🤖 AI Summary
This study addresses the risk of discriminatory outcomes in data-driven pricing arising from group disparities in demand models. It investigates mechanisms for incorporating fairness constraints within a two-stage pricing pipeline—comprising demand estimation and price optimization—and systematically compares enforcing group parity or Rawlsian fairness at either the price or demand level. Theoretical analysis reveals that directly imposing fairness on training loss can yield suboptimal outcomes. To address this, the authors propose a novel strategy that applies price fairness during estimation and demand fairness during optimization, deriving conditions under which social welfare is maximized. Empirical evaluations using linear and nonlinear demand models, along with real-world vaccine pricing data, demonstrate that when market structures are similar, price fairness in the estimation stage benefits consumers more, whereas demand fairness in the optimization stage performs better; under Rawlsian fairness, both strategies are equivalent and effective.
📝 Abstract
Data-driven pricing is increasingly prevalent in sectors such as airlines, lending, insurance, and retail. By learning demand models from customer features and setting prices accordingly, these systems may generate discriminatory outcomes that raise fairness concerns. This leads to fundamental questions - how and where should systems incorporate fairness considerations in the pricing pipeline, and how does it ultimately affect societal outcomes? To answer these, we study a stylized model where a seller has a two-stage decision pipeline comprising linear demand model estimation followed by price optimization. The seller considers fairness notions in training loss, price, and demand, under both parity-wise and Rawlsian perspectives.

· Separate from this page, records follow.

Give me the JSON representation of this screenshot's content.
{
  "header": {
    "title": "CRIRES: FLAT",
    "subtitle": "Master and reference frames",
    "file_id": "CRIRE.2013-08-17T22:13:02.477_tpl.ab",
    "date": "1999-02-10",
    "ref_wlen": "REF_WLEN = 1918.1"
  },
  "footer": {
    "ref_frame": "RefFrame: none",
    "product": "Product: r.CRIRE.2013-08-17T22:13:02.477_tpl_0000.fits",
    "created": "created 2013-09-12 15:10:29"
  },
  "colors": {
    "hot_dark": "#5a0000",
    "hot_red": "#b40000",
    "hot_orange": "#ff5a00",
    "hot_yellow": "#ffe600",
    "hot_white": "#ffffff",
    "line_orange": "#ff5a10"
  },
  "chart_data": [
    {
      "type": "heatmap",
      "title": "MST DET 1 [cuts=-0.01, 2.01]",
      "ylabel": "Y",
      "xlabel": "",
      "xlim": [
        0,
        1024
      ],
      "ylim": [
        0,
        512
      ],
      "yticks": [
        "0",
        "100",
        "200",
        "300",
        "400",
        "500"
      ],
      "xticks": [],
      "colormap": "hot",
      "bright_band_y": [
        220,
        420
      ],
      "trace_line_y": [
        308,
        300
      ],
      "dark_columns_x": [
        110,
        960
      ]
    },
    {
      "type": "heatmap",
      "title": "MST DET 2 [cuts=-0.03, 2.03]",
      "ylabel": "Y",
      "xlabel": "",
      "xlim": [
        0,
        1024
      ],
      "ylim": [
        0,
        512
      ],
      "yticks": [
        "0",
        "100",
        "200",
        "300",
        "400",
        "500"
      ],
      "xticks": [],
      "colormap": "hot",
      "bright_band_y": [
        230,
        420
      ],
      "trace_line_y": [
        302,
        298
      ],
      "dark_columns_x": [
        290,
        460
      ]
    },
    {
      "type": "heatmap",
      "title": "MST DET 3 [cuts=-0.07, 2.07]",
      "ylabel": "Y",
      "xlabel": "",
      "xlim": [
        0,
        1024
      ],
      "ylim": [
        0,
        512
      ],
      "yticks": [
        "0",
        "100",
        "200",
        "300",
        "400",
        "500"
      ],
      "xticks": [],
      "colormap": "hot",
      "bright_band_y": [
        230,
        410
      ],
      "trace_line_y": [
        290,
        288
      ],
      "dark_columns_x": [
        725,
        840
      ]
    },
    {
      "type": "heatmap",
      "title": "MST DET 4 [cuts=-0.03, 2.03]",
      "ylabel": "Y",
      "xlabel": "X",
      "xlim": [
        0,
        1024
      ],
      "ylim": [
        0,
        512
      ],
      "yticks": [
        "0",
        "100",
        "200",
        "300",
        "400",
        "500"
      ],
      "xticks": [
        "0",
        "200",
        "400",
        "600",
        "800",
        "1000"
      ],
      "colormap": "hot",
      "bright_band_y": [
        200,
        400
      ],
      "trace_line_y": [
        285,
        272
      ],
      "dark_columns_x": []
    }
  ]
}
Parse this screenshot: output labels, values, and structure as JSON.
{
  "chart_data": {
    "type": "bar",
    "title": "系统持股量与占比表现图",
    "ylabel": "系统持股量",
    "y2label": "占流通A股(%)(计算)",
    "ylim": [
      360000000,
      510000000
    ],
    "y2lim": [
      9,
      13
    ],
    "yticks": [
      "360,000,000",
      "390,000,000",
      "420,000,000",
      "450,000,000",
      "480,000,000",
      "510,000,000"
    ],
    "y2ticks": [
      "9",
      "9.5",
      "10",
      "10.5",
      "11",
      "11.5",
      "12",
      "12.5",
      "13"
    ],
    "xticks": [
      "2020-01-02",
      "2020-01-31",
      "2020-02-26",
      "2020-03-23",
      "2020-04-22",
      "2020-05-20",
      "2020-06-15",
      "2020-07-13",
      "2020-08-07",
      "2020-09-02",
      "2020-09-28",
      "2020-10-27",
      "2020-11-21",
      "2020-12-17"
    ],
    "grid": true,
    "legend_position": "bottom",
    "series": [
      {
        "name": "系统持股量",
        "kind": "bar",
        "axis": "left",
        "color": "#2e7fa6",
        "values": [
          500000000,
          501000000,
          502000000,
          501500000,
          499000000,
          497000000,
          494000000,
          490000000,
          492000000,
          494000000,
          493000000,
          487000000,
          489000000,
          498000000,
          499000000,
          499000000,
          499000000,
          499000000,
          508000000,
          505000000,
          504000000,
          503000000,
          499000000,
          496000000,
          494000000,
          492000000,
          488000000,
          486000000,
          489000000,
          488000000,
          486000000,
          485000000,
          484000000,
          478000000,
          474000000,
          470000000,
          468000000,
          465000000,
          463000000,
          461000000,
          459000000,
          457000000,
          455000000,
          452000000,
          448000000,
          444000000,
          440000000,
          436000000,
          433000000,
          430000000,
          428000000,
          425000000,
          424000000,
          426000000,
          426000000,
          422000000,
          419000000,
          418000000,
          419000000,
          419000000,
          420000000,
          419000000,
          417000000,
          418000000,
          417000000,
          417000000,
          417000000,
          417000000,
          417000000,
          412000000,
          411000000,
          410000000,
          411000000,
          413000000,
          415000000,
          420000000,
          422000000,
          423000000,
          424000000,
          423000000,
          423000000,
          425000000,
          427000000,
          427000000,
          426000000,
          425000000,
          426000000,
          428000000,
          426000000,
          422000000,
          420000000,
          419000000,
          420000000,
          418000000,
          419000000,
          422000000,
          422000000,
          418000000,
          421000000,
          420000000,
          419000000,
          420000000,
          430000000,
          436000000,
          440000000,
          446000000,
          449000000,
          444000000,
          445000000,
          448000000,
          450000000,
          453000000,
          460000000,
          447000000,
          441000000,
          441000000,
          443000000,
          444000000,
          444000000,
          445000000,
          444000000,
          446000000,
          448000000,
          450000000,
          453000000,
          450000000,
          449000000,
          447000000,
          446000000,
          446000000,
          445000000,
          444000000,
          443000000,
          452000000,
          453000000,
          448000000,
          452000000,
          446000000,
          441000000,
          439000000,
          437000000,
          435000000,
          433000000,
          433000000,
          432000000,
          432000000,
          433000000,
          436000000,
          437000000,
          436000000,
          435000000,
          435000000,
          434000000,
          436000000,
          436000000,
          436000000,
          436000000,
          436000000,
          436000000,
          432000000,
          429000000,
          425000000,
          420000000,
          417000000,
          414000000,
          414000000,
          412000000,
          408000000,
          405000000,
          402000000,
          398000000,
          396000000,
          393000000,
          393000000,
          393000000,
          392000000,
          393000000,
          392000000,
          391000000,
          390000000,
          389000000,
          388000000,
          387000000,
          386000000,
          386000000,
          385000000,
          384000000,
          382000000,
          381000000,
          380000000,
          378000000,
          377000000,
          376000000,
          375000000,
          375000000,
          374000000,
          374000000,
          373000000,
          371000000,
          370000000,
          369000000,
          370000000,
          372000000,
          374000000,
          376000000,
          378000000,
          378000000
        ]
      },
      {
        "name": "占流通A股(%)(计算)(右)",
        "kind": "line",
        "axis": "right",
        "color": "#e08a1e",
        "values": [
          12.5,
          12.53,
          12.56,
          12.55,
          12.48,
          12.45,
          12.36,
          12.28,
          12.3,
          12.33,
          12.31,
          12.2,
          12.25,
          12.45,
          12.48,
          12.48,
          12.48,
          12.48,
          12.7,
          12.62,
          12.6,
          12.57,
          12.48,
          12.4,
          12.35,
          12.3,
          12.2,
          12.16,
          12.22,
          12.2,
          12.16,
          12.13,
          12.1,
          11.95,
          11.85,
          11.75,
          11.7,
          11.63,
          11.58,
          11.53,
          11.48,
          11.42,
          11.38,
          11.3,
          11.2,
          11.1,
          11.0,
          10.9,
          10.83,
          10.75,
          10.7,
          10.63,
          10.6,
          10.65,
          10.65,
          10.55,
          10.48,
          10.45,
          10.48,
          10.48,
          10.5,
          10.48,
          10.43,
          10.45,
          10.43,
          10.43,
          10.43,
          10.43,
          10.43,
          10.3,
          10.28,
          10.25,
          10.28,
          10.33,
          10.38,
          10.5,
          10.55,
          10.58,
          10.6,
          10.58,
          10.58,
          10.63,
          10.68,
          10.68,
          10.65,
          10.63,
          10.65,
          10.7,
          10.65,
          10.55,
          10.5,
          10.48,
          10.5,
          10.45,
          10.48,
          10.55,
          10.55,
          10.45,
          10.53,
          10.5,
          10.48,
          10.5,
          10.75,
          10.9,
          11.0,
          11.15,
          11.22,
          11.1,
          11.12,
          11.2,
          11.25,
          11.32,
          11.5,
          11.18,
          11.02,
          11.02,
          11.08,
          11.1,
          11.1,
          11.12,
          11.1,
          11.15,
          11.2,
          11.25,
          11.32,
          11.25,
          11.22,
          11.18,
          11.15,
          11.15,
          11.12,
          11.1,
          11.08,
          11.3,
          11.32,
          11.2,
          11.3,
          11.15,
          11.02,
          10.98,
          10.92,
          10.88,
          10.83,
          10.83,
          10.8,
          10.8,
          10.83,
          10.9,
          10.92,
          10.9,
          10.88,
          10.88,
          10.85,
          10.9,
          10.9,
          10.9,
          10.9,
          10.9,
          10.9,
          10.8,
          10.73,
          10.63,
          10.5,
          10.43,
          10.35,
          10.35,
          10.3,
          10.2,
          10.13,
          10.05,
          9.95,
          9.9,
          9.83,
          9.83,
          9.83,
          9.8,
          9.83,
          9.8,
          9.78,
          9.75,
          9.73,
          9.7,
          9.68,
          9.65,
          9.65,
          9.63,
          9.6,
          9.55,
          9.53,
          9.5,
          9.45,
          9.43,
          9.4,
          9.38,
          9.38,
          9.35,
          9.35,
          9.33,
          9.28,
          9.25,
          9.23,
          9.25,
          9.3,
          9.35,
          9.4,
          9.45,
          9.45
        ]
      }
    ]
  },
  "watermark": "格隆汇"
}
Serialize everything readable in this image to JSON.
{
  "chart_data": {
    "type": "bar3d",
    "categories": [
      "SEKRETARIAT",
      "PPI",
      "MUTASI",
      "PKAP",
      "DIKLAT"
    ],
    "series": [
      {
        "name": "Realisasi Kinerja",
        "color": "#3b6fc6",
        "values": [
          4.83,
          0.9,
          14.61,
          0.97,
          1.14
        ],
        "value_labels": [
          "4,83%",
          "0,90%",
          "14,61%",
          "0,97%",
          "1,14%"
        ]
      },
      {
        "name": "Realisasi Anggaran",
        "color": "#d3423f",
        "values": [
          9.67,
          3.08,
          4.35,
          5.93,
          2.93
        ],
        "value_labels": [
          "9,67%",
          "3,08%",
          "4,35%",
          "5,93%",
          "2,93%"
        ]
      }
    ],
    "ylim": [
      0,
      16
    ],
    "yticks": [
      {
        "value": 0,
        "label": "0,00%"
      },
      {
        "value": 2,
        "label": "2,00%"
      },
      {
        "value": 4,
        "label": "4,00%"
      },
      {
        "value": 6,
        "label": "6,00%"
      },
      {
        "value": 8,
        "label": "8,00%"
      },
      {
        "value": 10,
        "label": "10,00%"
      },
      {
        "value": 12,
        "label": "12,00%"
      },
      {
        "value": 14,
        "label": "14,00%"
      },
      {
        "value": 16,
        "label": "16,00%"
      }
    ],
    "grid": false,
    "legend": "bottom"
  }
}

We show that equalizing training loss across consumer groups leads to multiple solutions, which in turn can result in undesirable outcomes despite being a standard approach in fair machine learning. Focusing instead on fairness applied directly to prices or demand, we compare two strategies that enforce fairness in either the demand estimation stage or the price optimization stage. For parity-wise fairness, we characterize when each strategy yields higher social welfare under small fairness levels. We show that when market sizes and prices in the dataset are similar, imposing price fairness in the estimation stage is more beneficial to consumers, whereas imposing demand fairness in the optimization stage yields better consumer outcomes. For Rawlsian fairness, the two strategies coincide exactly. Lastly, we extend our model to alternate demand functions and conduct a case study using real-world vaccine pricing data.